Hugues Aubin : C’est simple. La ville de Rennes a fait des projets dans Second Life, qui n’étaient pas menés par l’avatar Hugobiwan Zolnir, mais par l’avatar officiel de la ville, un certain Clap Clip, qui a été exploité par différents acteurs du projet puisque c’est un avatar fonctionnel avec des droits particuliers. C’était une manière astucieuse d’incarner le projet et ses acteurs. Ce qui est intéressant là dedans, c’est l’utilisation d’un compte (et non d’une identité numérique) incarné par un personnage, derrière lequel il y a des personnes différentes. Cela nous a d’ailleurs posé des problèmes, à tel point que Clap Clip était obligé d’indiquer à ses interlocuteurs à qui ils parlaient pour éviter de briser leur confiance. En ce qui me concerne, c’est extrêmement simple : Hugobiwan Zolnir c’est mon vrai moi. Il représente ce que j’aime, ce que je n’aime pas, les projets que j’ai envie de faire, les choses qui me passionnent. Aujourd’hui, l’avatar est une espèce de souris évoluée : au lieu de cliquer sur des choses, on peut échanger avec des gens dans une relation donnant-donnant. Pour arriver à réaliser quoi que ce soit avec les gens, il faut donner de soi, qu’on soit sur Facebook, Twitter, Opensim, la version open source de Second Life. Les utilisateurs aspirent à se sentir aussi libres dans le monde numérique que dans la vie. Dans les environnements massivement multi-utilisateurs, les personnes s’investissent beaucoup sur le plan affectif ; elles ne se cachent pas du tout comme on aurait pu s’y attendre, ce qui créé des dynamiques de projet impressionnantes. Un internaute qui a un avatar chat dans un monde 3D comme Blue Mars, Wonderland, Second Life et qui habille cet animal d’une certaine manière, affiche ses goûts de manière plus évidente qu’en portant un petit bijou, par exemple. À travers la modélisation visuelle (un peu le même principe qu’avec les vêtements) de leurs avatars, les utilisateurs, bien loin de se cacher, se montrent et s’exposent beaucoup plus à la critique, parce qu’ils dévoilent leur intériorité. […] C’est comme s’ils arboraient sur la poitrine un haïku qu’ils auraient rédigé eux-mêmes.

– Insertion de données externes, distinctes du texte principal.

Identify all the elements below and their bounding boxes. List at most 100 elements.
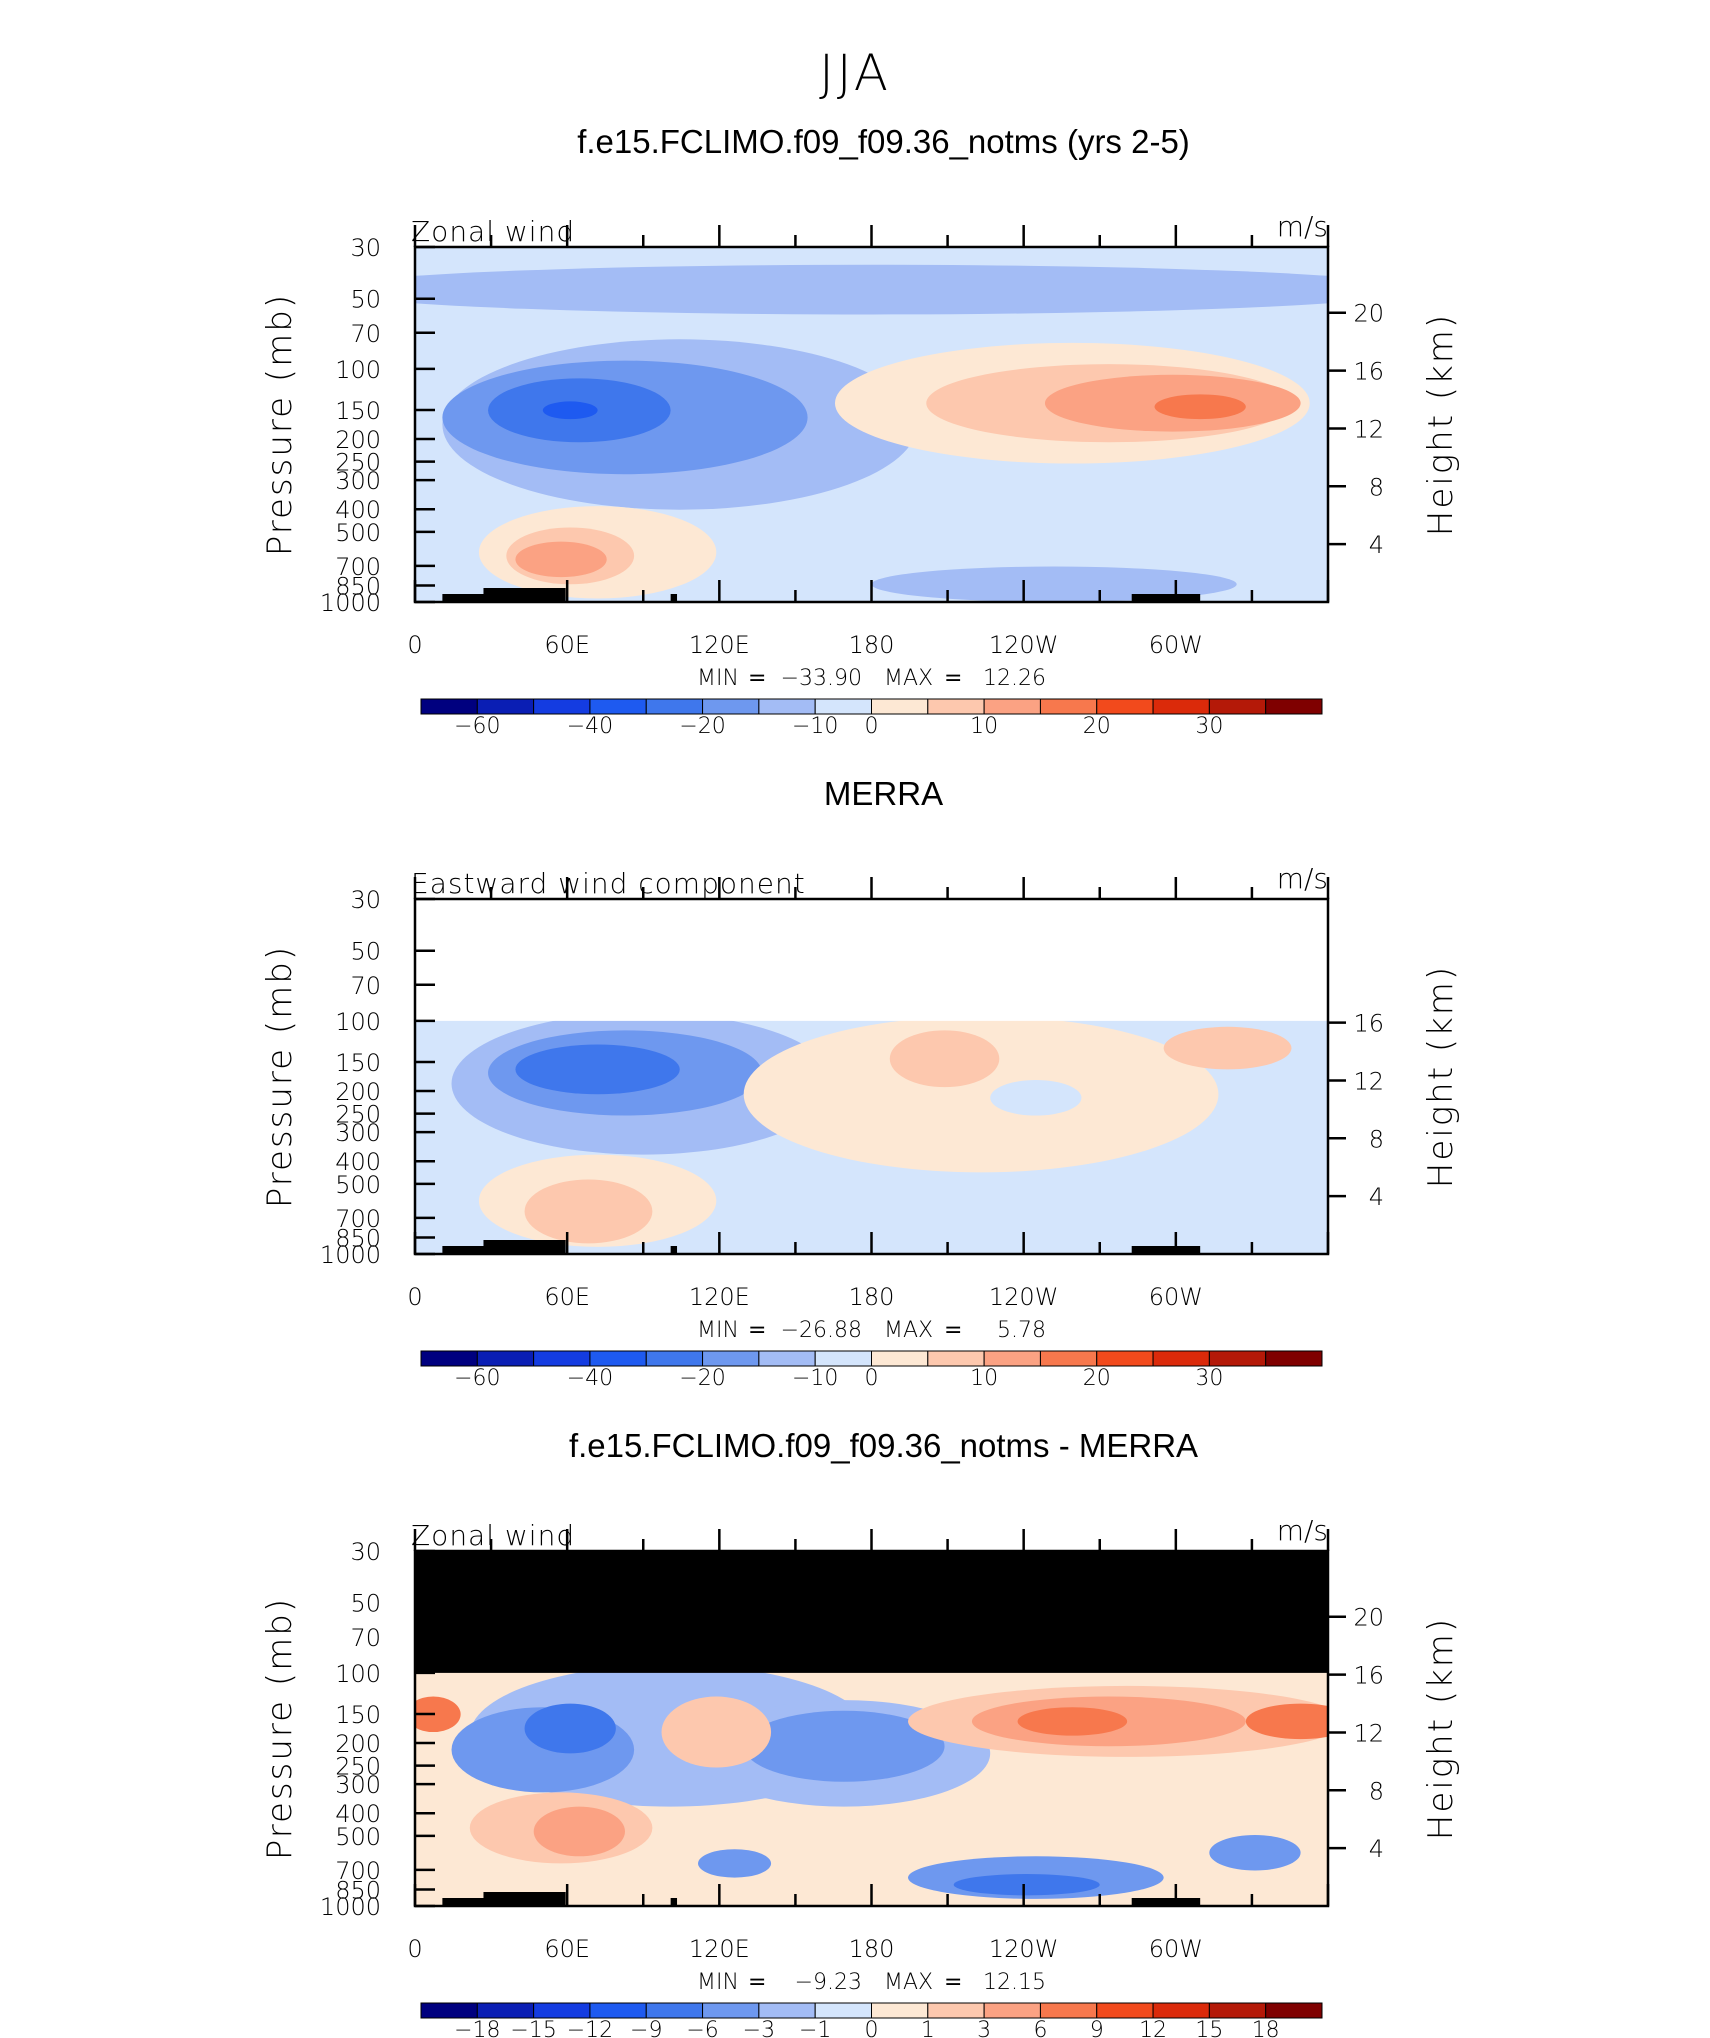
y2-axis-title: Height (km): [1421, 313, 1461, 536]
chart-panel-1: f.e15.FCLIMO.f09_f09.36_notms (yrs 2-5) Z…: [260, 123, 1461, 739]
colorbar-swatch: [1265, 1350, 1323, 1367]
contour-region: [415, 1696, 461, 1733]
contour-region: [524, 1703, 616, 1754]
colorbar-tick-label: −15: [510, 2018, 556, 2038]
x-tick-label: 120W: [989, 1283, 1059, 1311]
min-equals: =: [748, 1970, 766, 1995]
x-tick-label: 60W: [1149, 1283, 1203, 1311]
max-label: MAX: [884, 1318, 933, 1343]
x-tick-label: 60W: [1149, 1935, 1203, 1963]
contour-region: [533, 1806, 625, 1857]
panel-title: f.e15.FCLIMO.f09_f09.36_notms (yrs 2-5): [577, 123, 1190, 160]
units-label: m/s: [1277, 1514, 1328, 1547]
contour-region: [1209, 1835, 1301, 1871]
variable-label: Eastward wind component: [411, 867, 806, 900]
contour-region: [953, 1874, 1100, 1896]
max-label: MAX: [884, 666, 933, 691]
y2-tick-label: 4: [1369, 531, 1384, 559]
y-tick-label: 500: [335, 1171, 381, 1199]
contour-region: [1163, 1026, 1292, 1070]
colorbar-tick-label: −40: [567, 714, 613, 739]
y2-tick-label: 16: [1353, 358, 1384, 386]
colorbar-tick-label: 18: [1252, 2018, 1280, 2038]
contour-region: [661, 1696, 772, 1768]
contour-region: [515, 541, 607, 578]
x-tick-label: 120E: [689, 1283, 750, 1311]
y-tick-label: 250: [335, 1753, 381, 1781]
topography: [670, 594, 678, 602]
colorbar-tick-label: 1: [921, 2018, 935, 2038]
x-tick-label: 60W: [1149, 631, 1203, 659]
max-label: MAX: [884, 1970, 933, 1995]
x-tick-label: 180: [849, 1283, 895, 1311]
colorbar-tick-label: 0: [865, 714, 879, 739]
colorbar-tick-label: −9: [630, 2018, 662, 2038]
figure-title: JJA: [819, 44, 891, 102]
panel-title: MERRA: [824, 775, 943, 812]
colorbar-swatch: [533, 2002, 591, 2019]
contour-region: [698, 1849, 772, 1878]
colorbar-tick-label: 10: [970, 1366, 998, 1391]
y-tick-label: 200: [335, 1730, 381, 1758]
max-equals: =: [944, 1970, 962, 1995]
missing-data-region: [415, 899, 1328, 1021]
colorbar-swatch: [1039, 698, 1098, 715]
contour-region: [542, 401, 598, 420]
colorbar-swatch: [533, 1350, 591, 1367]
colorbar-tick-label: 20: [1083, 714, 1111, 739]
colorbar-swatch: [1208, 1350, 1267, 1367]
units-label: m/s: [1277, 210, 1328, 243]
topography: [1131, 1246, 1201, 1254]
colorbar-swatch: [1208, 2002, 1267, 2019]
y-tick-label: 250: [335, 1101, 381, 1129]
contour-region: [515, 1044, 680, 1095]
y-tick-label: 150: [335, 397, 381, 425]
x-tick-label: 120W: [989, 631, 1059, 659]
y-tick-label: 30: [350, 234, 381, 262]
x-tick-label: 180: [849, 631, 895, 659]
x-tick-label: 120E: [689, 1935, 750, 1963]
colorbar-swatch: [1152, 2002, 1210, 2019]
y2-tick-label: 20: [1353, 300, 1384, 328]
x-tick-label: 180: [849, 1935, 895, 1963]
y-tick-label: 300: [335, 1119, 381, 1147]
colorbar-swatch: [702, 698, 760, 715]
colorbar-tick-label: 9: [1090, 2018, 1104, 2038]
y-tick-label: 70: [350, 972, 381, 1000]
topography: [670, 1898, 678, 1906]
y-tick-label: 700: [335, 553, 381, 581]
colorbar-tick-label: 15: [1195, 2018, 1223, 2038]
y2-tick-label: 8: [1369, 1125, 1384, 1153]
y2-axis-title: Height (km): [1421, 1617, 1461, 1840]
min-value: −9.23: [795, 1970, 862, 1995]
y-tick-label: 500: [335, 519, 381, 547]
x-tick-label: 0: [407, 631, 422, 659]
colorbar-swatch: [645, 698, 704, 715]
chart-panel-3: f.e15.FCLIMO.f09_f09.36_notms - MERRA Zon…: [260, 1427, 1461, 2038]
colorbar-tick-label: 0: [865, 1366, 879, 1391]
max-value: 12.15: [983, 1970, 1046, 1995]
y2-tick-label: 4: [1369, 1183, 1384, 1211]
contour-region: [990, 1080, 1082, 1116]
min-equals: =: [748, 666, 766, 691]
y-tick-label: 700: [335, 1857, 381, 1885]
colorbar-tick-label: 30: [1195, 714, 1223, 739]
y-tick-label: 1000: [320, 1241, 381, 1269]
contour-region: [1245, 1703, 1328, 1740]
colorbar-swatch: [476, 698, 535, 715]
contour-region: [871, 566, 1237, 602]
y-tick-label: 100: [335, 356, 381, 384]
contour-region: [889, 1030, 1000, 1088]
colorbar-tick-label: −1: [799, 2018, 831, 2038]
min-value: −33.90: [781, 666, 862, 691]
colorbar-swatch: [702, 2002, 760, 2019]
colorbar-tick-label: 3: [977, 2018, 991, 2038]
x-tick-label: 60E: [544, 1283, 590, 1311]
colorbar-swatch: [983, 2002, 1041, 2019]
y-tick-label: 500: [335, 1823, 381, 1851]
y2-axis-title: Height (km): [1421, 965, 1461, 1188]
y-tick-label: 850: [335, 1225, 381, 1253]
y-tick-label: 400: [335, 496, 381, 524]
y-tick-label: 400: [335, 1800, 381, 1828]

Grégoire Cliquet : Ce qui veut dire que plus on est visible, plus on se montre ?
Hugues Aubin : Pas forcément. Mais, en revanche ce qui exprime l’identité, c’est la manière dont on s’expose dans ces environnements 3D massivement multi-utilisateurs, dans lesquels les contenus sont vraiment créés par les usagers (250 000 objets sont créés par les internautes chaque jour dans ces environnements !)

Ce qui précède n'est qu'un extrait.